A federal judge in San Francisco is scheduled to rule Wednesday on whether Proposition 8, California’s voter-approved ban on same-sex marriage, violates the U.S. Constitution.
The case before U.S. District Judge Vaughn Walker has been the nation’s first federal trial on a U.S. constitutional challenge to a state law prohibiting gay marriage.
A previous five-year battle over same-sex marriage in California centered on the state rather than federal constitution.
The federal trial pits two same-sex couples who want to marry against the sponsors of Proposition 8 and their campaign committee, ProtectMarriage.com.
The measure was enacted as a state constitutional amendment by California voters in 2008 and provides that “only marriage between a man and a woman is valid or recognized in California.”
Walker heard evidence in the nonjury trial in January, presided over closing arguments in June and, according to a court spokeswoman, will file a decision between 1 p.m. and 3 p.m. Wednesday.
Both sides have said Walker’s court is only the first stop and that they will appeal if they lose, first to a federal appeals court in San Francisco and then likely to the U.S. Supreme Court.
In fact Proposition 8’s sponsors filed a motion late Tuesday asking him to stay his ruling if he decides to strike down the ban while they appeal to the 9th U.S. Circuit Court of Appeals.

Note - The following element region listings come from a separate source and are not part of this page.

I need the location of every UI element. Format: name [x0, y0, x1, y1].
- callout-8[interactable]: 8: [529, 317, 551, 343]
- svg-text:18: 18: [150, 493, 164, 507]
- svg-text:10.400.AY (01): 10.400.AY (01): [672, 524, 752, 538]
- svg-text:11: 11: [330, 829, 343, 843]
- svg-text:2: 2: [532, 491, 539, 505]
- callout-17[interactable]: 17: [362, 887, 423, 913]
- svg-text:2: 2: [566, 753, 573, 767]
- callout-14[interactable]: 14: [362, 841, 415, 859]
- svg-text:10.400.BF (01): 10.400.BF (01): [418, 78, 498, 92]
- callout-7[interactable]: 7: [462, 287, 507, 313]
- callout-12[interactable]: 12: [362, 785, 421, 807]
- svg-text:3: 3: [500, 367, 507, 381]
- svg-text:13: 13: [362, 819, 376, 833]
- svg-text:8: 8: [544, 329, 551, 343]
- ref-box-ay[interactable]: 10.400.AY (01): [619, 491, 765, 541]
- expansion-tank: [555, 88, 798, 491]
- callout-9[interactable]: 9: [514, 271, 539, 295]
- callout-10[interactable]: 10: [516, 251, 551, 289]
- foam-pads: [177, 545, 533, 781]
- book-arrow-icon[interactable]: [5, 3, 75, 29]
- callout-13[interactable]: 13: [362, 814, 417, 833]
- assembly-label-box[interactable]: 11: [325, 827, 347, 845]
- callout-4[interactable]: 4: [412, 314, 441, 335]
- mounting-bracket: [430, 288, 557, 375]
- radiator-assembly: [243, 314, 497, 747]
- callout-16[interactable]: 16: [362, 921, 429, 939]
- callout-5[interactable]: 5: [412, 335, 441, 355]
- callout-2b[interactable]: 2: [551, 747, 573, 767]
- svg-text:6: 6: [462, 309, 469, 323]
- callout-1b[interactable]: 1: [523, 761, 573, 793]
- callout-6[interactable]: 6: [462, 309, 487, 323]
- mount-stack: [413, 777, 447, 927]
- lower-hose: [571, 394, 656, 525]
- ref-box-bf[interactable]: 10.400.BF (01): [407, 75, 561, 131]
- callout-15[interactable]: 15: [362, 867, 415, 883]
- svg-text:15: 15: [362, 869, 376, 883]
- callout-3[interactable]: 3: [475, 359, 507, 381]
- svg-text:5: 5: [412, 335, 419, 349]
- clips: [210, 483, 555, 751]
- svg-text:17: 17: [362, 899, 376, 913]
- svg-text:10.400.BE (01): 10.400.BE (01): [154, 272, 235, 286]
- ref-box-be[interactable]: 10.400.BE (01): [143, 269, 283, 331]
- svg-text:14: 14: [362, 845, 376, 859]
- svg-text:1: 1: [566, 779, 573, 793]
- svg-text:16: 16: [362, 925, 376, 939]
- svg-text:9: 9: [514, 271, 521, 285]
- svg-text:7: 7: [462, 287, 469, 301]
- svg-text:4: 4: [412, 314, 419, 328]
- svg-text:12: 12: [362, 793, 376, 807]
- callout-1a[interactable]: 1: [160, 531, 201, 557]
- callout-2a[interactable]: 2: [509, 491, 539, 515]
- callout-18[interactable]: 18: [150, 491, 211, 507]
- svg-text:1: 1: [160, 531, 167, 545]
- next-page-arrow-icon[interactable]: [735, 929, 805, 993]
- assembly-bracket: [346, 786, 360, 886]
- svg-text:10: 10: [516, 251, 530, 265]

Proposition 8 attorney Charles Cooper argued in the filing that the sponsors are likely to win on appeal and that allowing same-sex marriage in the interim would cause confusion and uncertainty.
Cooper wrote, “Another purported window of same-sex marriage in California would cause irreparable harm.”
The last window of same-sex marriage in the state occurred between June 2008, when a California Supreme Court ruling allowing gay weddings under the state Constitution went into effect, and Nov. 4, 2008, when voters approved Proposition 8.
About 18,000 same-sex couples married during that time, and the state high court left those marriages in place at the same time that it upheld voters’ right to enact Proposition 8 in a decision in May 2009.
The two couples who challenged California’s same-sex marriage ban in federal court last year, Kris Perry and Sandy Stier of Berkeley and Paul Katami and Jeff Zarrillo of Burbank, claim the measure violates their right to equal treatment and their fundamental right to marry.
Another, narrower argument by the plaintiffs that would apply only to California is that California has a uniquely unequal situation because some same-sex couples are married while others cannot marry.
The initiative’s sponsors contend it is constitutional because it is a reasonable way of preserving the traditional definition of marriage and promoting the welfare of children.
There will be no court hearing when Walker issues the ruling. The decision will be posted on the court’s website at www.cand.uscourts.gov, and a limited number of paper copies will be available at the court clerk’s offices in San Francisco, Oakland and San Jose.